When I first started developing embedded software, I ran into an expression that seemed to be the answer for every problem – “It’s a software problem.” At first, this expression drove me crazy because it was blatantly wrong many times, but it was the only expression I ever heard. I never heard it was a hardware problem. If the polarity on a signal was reversed – it was a software problem. If a hardware sensor changed behavior over time – it was a software problem. In short, if it was easier, faster, or cheaper to fix any problem in the system with a change to the software – it was a software problem.
Within a year of working with embedded designs, I accepted the position that any problem that software could provide a fix or limit was defined as a software problem regardless of whether the software did exactly what the design documents specified. I stopped worrying about whether management would think the software developers were inept because in the long run, they seemed to understand that a software problem did not necessarily translate to a software developer problem.
I never experienced this type of culture when I worked on application software.

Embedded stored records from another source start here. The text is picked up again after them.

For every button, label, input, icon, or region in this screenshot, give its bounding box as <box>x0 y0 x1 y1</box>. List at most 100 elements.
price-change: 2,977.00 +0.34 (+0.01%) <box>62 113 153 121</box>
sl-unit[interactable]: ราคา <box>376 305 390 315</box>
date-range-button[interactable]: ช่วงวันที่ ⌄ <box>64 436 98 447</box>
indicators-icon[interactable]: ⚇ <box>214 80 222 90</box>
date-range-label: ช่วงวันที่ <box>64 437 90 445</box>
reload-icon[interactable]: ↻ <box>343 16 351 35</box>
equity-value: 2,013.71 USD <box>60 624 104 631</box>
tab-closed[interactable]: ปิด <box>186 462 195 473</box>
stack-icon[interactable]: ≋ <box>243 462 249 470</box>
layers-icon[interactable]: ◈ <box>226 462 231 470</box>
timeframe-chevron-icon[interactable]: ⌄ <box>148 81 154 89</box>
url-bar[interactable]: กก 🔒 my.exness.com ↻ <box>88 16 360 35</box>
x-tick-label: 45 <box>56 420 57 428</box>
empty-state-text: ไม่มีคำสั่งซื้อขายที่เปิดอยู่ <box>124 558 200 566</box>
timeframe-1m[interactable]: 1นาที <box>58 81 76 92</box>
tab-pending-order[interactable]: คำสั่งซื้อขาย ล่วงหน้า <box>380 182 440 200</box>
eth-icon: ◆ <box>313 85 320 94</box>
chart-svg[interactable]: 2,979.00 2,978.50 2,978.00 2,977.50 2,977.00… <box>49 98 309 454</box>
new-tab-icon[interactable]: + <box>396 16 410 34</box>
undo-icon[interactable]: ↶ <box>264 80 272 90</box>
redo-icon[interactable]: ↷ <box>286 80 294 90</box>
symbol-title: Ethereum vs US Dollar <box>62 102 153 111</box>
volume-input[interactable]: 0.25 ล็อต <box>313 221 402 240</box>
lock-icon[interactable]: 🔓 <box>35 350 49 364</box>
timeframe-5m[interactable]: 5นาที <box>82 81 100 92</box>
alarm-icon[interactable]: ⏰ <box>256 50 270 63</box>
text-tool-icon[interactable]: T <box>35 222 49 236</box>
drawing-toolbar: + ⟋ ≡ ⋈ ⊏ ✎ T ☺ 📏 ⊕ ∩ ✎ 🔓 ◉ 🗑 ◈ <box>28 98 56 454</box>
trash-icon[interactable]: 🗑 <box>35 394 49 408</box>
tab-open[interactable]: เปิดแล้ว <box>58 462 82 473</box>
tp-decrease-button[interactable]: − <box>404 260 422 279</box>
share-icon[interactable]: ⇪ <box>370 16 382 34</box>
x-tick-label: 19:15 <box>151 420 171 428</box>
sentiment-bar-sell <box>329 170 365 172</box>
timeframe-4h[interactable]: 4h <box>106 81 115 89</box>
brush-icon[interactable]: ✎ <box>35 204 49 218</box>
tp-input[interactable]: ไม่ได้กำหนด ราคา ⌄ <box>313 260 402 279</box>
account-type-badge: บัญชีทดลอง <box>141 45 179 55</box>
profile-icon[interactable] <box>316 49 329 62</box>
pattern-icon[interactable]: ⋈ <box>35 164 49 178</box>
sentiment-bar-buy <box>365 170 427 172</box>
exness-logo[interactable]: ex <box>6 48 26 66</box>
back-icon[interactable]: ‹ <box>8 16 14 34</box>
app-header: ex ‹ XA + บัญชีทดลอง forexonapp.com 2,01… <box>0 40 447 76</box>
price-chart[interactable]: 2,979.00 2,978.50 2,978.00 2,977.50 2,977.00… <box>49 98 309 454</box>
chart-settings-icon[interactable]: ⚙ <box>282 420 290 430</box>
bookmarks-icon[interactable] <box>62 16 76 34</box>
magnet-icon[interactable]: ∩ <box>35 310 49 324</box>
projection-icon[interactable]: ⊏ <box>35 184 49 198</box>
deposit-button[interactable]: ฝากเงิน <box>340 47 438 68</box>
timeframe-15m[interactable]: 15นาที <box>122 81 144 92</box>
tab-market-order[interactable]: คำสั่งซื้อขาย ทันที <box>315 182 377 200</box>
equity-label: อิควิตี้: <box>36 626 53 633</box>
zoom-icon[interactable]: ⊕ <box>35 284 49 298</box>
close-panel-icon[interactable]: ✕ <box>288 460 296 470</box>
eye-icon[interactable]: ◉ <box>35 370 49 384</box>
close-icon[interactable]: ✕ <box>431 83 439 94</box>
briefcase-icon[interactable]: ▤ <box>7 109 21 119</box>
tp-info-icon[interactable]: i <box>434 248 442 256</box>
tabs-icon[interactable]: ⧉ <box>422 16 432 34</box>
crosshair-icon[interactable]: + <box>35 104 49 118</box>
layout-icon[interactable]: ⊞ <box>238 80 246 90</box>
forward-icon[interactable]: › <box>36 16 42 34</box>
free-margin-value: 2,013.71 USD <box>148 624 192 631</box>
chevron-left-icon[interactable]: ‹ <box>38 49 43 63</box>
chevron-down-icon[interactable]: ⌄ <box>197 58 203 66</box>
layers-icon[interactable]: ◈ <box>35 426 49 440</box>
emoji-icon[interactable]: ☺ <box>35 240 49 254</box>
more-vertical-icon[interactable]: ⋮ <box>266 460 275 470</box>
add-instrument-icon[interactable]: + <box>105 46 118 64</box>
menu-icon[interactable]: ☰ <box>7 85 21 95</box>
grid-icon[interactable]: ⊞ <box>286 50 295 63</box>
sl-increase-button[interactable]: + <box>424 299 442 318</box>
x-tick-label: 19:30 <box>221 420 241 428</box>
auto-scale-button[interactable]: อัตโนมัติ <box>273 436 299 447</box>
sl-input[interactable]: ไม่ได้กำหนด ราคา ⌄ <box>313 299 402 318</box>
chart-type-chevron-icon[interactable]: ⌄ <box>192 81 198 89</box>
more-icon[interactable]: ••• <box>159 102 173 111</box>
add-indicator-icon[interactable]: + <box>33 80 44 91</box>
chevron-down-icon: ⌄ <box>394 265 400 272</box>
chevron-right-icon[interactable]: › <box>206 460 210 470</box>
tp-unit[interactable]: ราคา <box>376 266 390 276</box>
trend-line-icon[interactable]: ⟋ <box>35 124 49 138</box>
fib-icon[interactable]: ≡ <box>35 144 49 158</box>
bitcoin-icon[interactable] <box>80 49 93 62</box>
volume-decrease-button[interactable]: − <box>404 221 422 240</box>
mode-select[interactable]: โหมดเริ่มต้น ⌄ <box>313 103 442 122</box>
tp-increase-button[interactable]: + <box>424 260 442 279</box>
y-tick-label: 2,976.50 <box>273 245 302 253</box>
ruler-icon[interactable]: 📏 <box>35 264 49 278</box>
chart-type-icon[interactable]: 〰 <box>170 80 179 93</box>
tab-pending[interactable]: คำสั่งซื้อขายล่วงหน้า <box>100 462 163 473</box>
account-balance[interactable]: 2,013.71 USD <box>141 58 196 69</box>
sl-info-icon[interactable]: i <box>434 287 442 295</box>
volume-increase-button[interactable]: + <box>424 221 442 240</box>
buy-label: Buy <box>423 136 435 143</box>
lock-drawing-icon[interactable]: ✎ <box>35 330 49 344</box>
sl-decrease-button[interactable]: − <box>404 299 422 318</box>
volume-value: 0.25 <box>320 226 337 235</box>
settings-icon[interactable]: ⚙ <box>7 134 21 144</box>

There were clear demarcations between hardware and software problems. Software problems occurred because the code did not capture error return codes or because the code did not handle an unexpected input from the user. A spurious or malfunctioning input device was clearly a hardware problem. A dying power supply was a hardware problem. The developer of the application code was “protected” by a set of valid and invalid operating conditions. Either a key was pressed or it was not. Inputs and operating modes had a hard binary quality to them. At worst, the application code should not act on invalid inputs.
In contrast, many embedded systems need to operate based on continuous real world sensing that does not always translate to obvious true/false conditions. Adding to the complexity, a good sensor reading in one context may indicate a serious problem in a different operating context. In the context of a closed-loop control system, it could be impossible to definitely classify every possible input as good or bad.
Was this culture just in the teams on worked on or is it prevalent in the embedded community? Does it apply to application developers? Is it always a software problem if the software can detect, limit, or fix an undesirable operating condition?